The global cryptocurrency market continues to attract significant investor interest as crypto investment products recorded significant inflows of funds last week.
According to the latest CoinShares weekly reportCrypto funds recorded net inflows of $2.19 billion globally, bringing year-to-date (YTD) net inflows to a record high of $33.5 billion.
The surge in inflows coincided with Bitcoin’s recent rally to a new all-time high of $93,477, which helped push CoinShare’s total assets under management (AUM) for crypto funds to approximately $138 billion.
Global distribution of crypto inflows and key trends
US funds mainly drove the inflow, accounting for $2.21 billion of the total weekly inflow. Other regions, including Hong Kong, Australia and Canada, contributed net inflows of $27 million, $18 million and $13 million, respectively.
On the other hand, investors in Sweden and Germany opted to take profits, resulting in regional net outflows of $58 million and $6.8 million, respectively. In the meantime. Bitcoin-based products continued to dominate the market, attracting $1.48 billion in net inflows worldwide this week.
The renewed interest in Bitcoin coincided with the price increase, but also saw a notable increase in short Bitcoin investment products, which received $49 million in new investments. This development reflects investors’ skepticism or hedging against potential price declines from recent highs.
Ethereum-based products, which have faced with challenges has shown signs of recovery in recent months by registering net inflows of $646 million globally.
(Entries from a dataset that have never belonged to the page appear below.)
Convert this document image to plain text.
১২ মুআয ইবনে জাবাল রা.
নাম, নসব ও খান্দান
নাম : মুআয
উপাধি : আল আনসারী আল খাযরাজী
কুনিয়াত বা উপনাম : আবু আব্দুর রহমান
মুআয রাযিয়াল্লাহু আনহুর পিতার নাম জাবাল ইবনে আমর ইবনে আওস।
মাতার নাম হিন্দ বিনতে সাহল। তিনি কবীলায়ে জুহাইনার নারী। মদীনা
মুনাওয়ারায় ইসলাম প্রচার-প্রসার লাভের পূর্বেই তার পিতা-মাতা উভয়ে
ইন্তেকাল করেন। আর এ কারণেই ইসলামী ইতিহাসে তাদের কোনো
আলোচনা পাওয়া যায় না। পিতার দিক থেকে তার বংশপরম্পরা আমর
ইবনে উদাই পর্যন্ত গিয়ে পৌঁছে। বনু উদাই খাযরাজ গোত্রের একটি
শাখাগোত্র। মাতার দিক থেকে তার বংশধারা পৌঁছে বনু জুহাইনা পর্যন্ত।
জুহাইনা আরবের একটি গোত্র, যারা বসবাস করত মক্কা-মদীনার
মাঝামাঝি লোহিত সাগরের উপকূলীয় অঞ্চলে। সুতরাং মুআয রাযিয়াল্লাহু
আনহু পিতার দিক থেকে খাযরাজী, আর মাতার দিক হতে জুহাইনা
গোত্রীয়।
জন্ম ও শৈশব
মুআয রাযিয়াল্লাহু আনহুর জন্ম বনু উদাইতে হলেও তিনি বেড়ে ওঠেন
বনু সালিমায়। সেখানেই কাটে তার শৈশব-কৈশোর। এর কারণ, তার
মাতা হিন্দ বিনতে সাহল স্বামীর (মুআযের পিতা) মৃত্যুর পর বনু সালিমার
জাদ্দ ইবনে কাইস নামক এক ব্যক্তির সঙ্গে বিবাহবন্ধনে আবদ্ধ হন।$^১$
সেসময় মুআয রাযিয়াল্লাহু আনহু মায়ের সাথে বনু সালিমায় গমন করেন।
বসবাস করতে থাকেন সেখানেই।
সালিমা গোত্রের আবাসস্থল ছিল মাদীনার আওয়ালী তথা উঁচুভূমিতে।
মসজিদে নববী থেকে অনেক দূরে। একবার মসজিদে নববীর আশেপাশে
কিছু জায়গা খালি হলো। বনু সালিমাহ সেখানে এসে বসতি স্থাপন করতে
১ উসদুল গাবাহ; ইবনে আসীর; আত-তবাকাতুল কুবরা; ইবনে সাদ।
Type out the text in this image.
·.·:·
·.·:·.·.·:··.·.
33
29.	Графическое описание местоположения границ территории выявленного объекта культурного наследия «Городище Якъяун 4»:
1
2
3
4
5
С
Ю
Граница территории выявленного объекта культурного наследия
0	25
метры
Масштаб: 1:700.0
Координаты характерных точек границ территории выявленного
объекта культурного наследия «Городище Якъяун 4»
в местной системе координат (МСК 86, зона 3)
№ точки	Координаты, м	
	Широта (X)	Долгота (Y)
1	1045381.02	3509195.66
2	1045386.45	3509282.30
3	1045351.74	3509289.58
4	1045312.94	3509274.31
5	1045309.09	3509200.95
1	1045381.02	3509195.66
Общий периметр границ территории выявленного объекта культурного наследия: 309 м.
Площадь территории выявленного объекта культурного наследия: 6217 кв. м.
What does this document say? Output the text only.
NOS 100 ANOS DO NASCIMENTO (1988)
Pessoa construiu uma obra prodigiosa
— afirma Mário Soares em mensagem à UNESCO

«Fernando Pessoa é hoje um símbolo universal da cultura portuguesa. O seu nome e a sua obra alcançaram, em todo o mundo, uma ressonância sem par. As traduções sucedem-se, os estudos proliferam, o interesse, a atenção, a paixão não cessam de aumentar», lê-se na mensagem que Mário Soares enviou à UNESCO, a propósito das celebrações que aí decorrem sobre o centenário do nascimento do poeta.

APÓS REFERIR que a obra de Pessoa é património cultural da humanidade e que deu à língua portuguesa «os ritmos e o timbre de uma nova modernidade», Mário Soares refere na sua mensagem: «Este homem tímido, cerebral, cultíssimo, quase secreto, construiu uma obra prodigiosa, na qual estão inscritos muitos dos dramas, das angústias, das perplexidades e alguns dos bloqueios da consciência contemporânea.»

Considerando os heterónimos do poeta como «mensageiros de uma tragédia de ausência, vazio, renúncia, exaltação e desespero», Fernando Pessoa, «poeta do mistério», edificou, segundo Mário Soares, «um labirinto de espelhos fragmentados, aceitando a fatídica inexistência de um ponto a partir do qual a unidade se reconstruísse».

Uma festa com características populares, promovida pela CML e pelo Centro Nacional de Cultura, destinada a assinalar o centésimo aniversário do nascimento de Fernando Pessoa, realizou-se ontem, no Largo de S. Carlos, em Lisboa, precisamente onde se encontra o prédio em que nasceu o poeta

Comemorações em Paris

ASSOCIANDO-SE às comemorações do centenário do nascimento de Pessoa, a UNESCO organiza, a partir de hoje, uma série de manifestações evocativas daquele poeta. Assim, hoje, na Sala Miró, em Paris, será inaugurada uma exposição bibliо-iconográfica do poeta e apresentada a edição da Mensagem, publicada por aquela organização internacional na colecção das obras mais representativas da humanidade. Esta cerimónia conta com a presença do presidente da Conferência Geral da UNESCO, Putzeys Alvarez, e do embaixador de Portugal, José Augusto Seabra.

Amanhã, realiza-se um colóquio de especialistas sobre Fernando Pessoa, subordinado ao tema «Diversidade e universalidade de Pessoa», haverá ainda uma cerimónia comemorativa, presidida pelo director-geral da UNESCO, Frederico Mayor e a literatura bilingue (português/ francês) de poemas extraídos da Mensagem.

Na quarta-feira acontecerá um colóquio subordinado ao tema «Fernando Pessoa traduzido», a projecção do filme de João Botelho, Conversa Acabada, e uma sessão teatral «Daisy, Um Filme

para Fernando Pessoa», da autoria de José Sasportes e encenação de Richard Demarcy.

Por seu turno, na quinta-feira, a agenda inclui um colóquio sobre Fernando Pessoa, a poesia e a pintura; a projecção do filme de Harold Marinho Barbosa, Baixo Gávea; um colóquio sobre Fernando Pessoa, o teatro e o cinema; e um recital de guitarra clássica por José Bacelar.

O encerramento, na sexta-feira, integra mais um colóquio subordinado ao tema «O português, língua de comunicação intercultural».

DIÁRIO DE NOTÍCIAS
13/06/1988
CoinShares head of research James Butterfill highlighted that the turnaround may have been influenced by a mix of market factorsincluding a proposed network upgrade called the Beam Chain by Ethereum researcher Justin Drake and market optimism driven by the US elections. Ethereum inflows represented 5% of the asset’s total assets under management, indicating renewed investor confidence.
Behind the wave
Similar to the inflows into Ettherum, Butterfill also noted that last week’s overall spike in crypto fund inflows appears to be driven by a mix of market factors, including a shift in US monetary policy and the impact of the The great victory of the Republican party in the American elections.
Butterfill further revealed that while the week started with a net inflow of $3 billion in the first few days, it subsequently saw an outflow of $866 million following Bitcoin’s (ATH) all-time high.
Speaking of BTC’s ATH, after reaching its peak above $93,000 on November 13, BTC has seen a noticeable price correction.
Year to date, Bitcoin is down 2.8% from this ATH of $93,477, while currently trading at $90,334 at the time of writing, albeit up slightly by 0.2% over the past day.
Interestingly enough, in recent days since BTC began this correction, daily trading volume has also seen quite a significant drop in valuation, from over $70 billion last week to $59 billion today.